Também foi aprovado o requerimento direcionado ao Departamento Nacional de infraestrutura (Dnit). Com autoria do vereador Elísio Rodrigues (PDT), a matéria solicita a colocação de uma passarela na BR 356, nas localidades de Cajueiro e Barcelos, 4° e 6° distritos, respectivamente. O vereador Franquis Arêas (PR) pediu à Prefeitura a continuação do projeto de reforma das casas dos munícipes que vivem de Aluguel Social, que se encontram em má qualidade.
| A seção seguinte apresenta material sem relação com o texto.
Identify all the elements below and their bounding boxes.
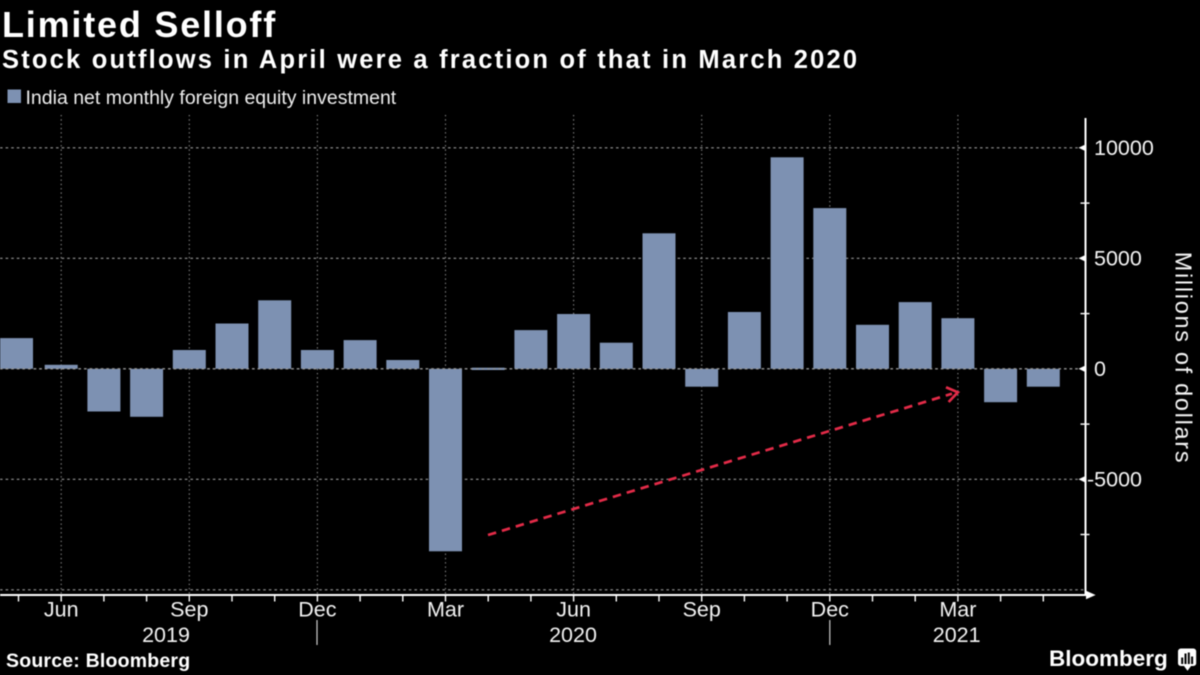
svg-text:Mar: Mar [427, 598, 464, 622]
svg-text:5000: 5000 [1094, 247, 1142, 271]
svg-text:0: 0 [1094, 357, 1106, 381]
svg-text:India net monthly foreign equi: India net monthly foreign equity investm… [26, 87, 397, 109]
svg-text:Limited Selloff: Limited Selloff [2, 4, 277, 45]
svg-text:Mar: Mar [939, 598, 976, 622]
svg-text:10000: 10000 [1094, 136, 1154, 160]
svg-text:Sep: Sep [170, 598, 208, 622]
svg-text:Jun: Jun [556, 598, 591, 622]
svg-text:Bloomberg: Bloomberg [1049, 646, 1168, 671]
svg-text:Stock outflows in April were a: Stock outflows in April were a fraction … [2, 46, 859, 74]
svg-text:Sep: Sep [683, 598, 721, 622]
svg-text:Dec: Dec [298, 598, 336, 622]
svg-text:Jun: Jun [44, 598, 79, 622]
svg-text:2019: 2019 [142, 623, 190, 647]
svg-text:Millions of dollars: Millions of dollars [1171, 252, 1197, 465]
svg-text:Dec: Dec [811, 598, 849, 622]
svg-text:Source: Bloomberg: Source: Bloomberg [6, 650, 190, 672]
svg-text:-5000: -5000 [1087, 468, 1142, 492]
svg-text:2020: 2020 [549, 623, 597, 647]
svg-text:2021: 2021 [933, 623, 981, 647]
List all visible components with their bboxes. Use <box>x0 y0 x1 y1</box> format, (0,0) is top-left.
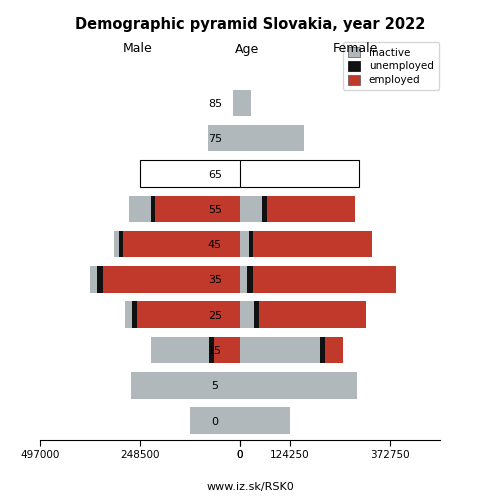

Em conjunto, os vereadores Aluizio e Carlos Caputi (Podemos) pleitearam à secretaria de Saúde um veículo que faça o transporte dos pacientes de Grussaí ao Centro de Atenção Psicossocial (Caps), de Atafona.
Reformas também estiveram em pauta. O vereador Alex Firme (PP) sugeriu a reforma da praça e quadra existentes no Bairro Água Santa, bem como, o calçamento ao redor delas.  Já Eziel Pedro (PMDB) solicitou a pintura de todas as faixas de pedestres das vias públicas do município.
Excesso de arrecadação — Foi aprovado em plenário o projeto de lei do Executivo, autorizando a abertura de crédito especial por excesso de arrecadação (nos termos do artigo 38 da Lei Orgânica do Município). Segundo o texto da matéria, “justifica-se a aprovação do presente projeto de lei, diante da necessidade de criação de novas dotações orçamentárias para possibilitar a utilização de recurso financeiro decorrente do excesso de arrecadação, compondo o teto financeiro da Atenção Básica”.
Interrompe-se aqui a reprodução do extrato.